Despite the heavy resistance, the leading companies gained Halifax, the bombers blasting the trench with one grenade after another. Their rifles rendered useless by the mud, most of the infantrymen also resorted to chucking the two grenades they carried at the enemy. Once the explosions ceased, the men plunged into the trench and went at the Germans with bayonets. At the sight of the approaching steel, the majority of the enemy either surrendered or took to their heels. Clearly the artillery had done its job. Many Germans seemed dazed and incoherent—wandering about with no rifles or other equipment. Entire sections of Halifax had been obliterated and bodies were strewn everywhere.

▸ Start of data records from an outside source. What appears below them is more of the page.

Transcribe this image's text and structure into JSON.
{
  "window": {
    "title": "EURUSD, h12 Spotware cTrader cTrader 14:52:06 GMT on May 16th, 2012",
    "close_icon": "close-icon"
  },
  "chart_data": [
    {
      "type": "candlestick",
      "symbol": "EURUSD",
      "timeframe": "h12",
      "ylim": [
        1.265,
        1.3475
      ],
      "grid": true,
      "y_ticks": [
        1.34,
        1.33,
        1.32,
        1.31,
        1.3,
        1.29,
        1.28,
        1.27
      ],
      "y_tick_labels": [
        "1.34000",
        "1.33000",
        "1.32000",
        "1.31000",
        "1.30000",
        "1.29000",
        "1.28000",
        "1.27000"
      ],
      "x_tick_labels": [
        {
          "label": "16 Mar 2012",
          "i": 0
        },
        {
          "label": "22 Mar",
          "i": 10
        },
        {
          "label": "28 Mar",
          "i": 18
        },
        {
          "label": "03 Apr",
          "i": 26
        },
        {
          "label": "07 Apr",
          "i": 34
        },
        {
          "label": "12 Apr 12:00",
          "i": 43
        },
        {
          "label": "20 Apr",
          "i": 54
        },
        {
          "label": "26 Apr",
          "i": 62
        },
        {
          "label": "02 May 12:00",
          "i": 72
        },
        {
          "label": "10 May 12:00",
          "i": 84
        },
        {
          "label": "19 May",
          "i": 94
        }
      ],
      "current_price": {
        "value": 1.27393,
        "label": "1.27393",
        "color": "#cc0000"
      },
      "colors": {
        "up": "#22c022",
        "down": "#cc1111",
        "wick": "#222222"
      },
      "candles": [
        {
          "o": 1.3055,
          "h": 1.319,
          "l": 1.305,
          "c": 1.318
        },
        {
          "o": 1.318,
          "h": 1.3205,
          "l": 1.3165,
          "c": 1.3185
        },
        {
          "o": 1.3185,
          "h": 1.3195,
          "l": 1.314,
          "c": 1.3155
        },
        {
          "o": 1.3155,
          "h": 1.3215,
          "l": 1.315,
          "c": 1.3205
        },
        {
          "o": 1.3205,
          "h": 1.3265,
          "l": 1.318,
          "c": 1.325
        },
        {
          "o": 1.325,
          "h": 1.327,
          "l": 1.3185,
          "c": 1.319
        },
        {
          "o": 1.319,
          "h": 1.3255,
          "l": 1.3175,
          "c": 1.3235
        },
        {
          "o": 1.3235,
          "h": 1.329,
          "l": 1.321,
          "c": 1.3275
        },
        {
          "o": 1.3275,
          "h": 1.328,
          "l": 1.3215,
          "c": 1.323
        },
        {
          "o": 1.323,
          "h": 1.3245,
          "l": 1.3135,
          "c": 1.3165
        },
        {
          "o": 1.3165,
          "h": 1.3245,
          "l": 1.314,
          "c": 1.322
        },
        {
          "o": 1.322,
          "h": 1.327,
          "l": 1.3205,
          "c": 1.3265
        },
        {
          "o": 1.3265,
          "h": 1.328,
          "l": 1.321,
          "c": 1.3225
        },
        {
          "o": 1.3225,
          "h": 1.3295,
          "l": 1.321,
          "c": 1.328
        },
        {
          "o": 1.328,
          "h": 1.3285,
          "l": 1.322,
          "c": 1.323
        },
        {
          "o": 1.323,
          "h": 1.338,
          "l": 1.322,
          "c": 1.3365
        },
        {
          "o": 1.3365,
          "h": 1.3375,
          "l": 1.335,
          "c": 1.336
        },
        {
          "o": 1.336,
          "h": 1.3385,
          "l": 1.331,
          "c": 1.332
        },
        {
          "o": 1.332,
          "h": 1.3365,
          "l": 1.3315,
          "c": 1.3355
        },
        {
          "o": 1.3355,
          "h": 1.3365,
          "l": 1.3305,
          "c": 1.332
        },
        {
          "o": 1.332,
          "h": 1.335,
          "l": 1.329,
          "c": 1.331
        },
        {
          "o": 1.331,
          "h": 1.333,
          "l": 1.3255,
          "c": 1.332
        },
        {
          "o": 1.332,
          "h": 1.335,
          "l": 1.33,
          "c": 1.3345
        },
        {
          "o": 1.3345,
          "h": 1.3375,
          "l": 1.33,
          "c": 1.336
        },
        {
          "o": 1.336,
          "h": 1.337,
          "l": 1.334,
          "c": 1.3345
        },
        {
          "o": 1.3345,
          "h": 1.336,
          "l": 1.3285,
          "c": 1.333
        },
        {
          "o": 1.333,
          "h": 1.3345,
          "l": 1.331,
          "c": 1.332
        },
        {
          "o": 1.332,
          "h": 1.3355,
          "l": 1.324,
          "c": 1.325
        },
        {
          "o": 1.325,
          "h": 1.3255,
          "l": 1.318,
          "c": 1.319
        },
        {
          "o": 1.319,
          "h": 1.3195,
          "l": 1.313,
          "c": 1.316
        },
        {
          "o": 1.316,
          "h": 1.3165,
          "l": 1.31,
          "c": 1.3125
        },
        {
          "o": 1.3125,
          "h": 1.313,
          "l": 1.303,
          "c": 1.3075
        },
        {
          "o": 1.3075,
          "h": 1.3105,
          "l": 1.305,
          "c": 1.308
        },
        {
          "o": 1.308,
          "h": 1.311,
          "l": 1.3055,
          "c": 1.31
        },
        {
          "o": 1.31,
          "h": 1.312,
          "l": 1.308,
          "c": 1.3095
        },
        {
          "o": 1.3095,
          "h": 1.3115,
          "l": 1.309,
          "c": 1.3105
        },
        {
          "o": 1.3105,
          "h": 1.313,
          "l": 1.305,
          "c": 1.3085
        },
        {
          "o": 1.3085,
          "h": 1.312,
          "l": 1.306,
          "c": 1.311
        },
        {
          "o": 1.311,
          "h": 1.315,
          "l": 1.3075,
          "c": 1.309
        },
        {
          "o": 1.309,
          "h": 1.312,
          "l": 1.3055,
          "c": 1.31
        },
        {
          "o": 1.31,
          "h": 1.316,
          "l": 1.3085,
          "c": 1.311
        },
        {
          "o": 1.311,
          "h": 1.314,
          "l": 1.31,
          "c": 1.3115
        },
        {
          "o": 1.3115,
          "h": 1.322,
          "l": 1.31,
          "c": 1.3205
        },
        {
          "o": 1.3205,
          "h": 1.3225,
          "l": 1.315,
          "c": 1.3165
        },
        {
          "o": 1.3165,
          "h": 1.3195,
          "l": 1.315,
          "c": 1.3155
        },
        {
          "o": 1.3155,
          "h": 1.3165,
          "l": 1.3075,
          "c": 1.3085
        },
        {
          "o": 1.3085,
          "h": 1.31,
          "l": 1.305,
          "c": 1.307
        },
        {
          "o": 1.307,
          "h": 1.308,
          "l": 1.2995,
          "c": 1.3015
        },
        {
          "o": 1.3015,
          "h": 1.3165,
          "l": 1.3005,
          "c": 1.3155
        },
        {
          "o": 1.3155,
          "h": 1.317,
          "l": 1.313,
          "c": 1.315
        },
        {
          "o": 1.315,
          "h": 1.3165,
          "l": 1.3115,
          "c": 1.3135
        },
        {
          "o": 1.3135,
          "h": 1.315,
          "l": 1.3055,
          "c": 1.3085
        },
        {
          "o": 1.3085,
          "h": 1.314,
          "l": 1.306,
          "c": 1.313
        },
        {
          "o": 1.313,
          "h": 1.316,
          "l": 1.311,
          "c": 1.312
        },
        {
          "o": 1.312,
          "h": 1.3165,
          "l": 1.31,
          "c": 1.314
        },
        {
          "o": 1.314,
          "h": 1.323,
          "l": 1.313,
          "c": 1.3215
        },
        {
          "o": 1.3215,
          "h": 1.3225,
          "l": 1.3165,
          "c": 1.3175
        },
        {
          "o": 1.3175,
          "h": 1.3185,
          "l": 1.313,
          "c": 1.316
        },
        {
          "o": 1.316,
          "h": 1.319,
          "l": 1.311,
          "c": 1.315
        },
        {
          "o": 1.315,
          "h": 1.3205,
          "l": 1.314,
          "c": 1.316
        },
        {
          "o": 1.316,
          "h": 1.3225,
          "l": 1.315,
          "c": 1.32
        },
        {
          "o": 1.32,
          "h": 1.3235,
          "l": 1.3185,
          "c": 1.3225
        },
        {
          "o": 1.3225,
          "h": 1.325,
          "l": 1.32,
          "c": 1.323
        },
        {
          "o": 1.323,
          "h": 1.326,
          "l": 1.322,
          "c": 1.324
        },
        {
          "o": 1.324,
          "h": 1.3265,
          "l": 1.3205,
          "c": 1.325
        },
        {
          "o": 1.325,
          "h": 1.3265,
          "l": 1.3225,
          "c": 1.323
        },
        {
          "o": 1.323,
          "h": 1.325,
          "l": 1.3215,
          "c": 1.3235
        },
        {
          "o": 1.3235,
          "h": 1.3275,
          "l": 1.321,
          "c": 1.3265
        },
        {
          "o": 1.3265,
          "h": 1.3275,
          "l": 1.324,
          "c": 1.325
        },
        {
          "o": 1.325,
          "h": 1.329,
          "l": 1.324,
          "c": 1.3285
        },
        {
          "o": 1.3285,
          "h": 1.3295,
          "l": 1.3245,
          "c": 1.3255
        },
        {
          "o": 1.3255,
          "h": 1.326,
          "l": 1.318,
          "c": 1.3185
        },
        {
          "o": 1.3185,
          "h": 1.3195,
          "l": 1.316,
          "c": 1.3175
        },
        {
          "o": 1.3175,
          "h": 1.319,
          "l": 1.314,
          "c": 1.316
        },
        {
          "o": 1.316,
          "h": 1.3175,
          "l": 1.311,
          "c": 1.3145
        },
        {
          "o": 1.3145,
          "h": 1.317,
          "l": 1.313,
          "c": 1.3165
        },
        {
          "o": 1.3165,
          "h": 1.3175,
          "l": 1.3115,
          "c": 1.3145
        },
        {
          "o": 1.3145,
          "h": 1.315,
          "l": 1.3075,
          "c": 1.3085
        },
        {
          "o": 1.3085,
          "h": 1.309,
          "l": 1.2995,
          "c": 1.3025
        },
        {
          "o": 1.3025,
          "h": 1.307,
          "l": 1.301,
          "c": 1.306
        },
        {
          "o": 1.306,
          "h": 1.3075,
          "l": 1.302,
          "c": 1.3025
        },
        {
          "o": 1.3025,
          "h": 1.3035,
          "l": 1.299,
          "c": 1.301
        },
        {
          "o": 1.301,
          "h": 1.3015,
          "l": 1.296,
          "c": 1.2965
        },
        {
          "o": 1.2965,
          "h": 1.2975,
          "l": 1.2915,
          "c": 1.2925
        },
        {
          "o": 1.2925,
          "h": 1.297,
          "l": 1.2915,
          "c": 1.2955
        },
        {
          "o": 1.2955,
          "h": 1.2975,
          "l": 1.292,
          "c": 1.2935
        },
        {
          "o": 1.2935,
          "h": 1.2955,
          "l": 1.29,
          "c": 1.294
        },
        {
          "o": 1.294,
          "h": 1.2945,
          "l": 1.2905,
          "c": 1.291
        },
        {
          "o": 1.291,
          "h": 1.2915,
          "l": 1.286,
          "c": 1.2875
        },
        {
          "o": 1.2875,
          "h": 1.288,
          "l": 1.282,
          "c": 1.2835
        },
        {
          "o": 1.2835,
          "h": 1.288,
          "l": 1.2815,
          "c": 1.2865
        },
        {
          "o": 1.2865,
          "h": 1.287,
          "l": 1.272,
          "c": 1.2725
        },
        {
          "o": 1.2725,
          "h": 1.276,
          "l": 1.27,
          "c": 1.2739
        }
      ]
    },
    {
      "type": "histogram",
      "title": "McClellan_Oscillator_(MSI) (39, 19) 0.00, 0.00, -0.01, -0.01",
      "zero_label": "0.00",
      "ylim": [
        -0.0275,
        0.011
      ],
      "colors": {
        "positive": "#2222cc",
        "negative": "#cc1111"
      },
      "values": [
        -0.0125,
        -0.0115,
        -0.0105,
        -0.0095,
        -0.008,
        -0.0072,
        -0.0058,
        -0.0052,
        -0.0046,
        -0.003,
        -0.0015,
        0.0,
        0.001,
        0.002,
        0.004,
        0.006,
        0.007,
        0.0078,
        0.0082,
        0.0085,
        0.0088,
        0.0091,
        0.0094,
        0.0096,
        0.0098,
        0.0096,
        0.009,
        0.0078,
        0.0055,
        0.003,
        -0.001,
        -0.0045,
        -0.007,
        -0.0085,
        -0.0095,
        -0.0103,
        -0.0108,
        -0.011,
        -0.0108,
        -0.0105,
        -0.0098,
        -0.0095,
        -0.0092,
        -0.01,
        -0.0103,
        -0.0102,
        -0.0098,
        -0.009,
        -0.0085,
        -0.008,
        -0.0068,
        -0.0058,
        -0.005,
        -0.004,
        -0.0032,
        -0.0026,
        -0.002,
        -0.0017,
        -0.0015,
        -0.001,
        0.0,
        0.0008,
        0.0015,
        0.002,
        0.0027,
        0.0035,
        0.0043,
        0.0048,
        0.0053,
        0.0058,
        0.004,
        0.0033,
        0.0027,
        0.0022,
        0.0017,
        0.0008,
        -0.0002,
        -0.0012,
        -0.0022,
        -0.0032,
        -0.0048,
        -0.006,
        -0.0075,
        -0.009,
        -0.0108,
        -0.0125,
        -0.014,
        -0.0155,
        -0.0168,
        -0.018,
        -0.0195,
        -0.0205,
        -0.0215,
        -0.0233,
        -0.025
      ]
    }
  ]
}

Bell-Irving had just fired the white flare declaring Halifax taken and was rallying the men for a charge on Montreal when a machine gun opened up from a nearby wood and men began to fall screaming. Flashes from “a black jumble of fallen trees” betrayed the gun’s location. Immediately a group of men rushed the position only to
be driven to ground by its deadly fire. Suddenly the attack began to falter. Seeing a clearing to the left of the position that could be crossed quickly, Bell-Irving dashed alone into it and came at the gun from the flank. His revolver had been jammed earlier by mud, but he had snatched a rifle with fixed bayonet from a casualty. Now he leapt over the machine gun’s parapet into the midst of the gun crew and in quick succession bayoneted three Germans. The fourth managed to grab Bell-Irving’s rifle, threatening to wrest it away from the tiring officer, when reinforcements arrived and someone shot the German down. Still clinging to the rifle, Bell-Irving stood panting over the corpse. Then he tossed the gun aside, scooped up a new rifle with fixed bayonet, and calmly led the battalion toward Montreal.
Nos. 1 and 2 Companies moved out in line, no longer strong enough to form two waves. Close behind were the other two companies. As they left Halifax, the artillery finished working over Montreal and lifted. It was so dark, finding the way without straying either to left or right was almost impossible. They clambered over tangles of dead and wounded, shattered trees the artillery had felled as cleanly as an axe, slipping in the oily mud, tripping over webs of branches and stumps. Rifles still jammed, they threw grenades at any German position encountered. It was a dangerous practice as in the blackness they could easily grenade their comrades. More than a few men were wounded by shrapnel from a grenade thrown by a nearby friend. Montreal fell easily and the battalion paused to reorganize with all four companies now strung into one ever-shrinking line.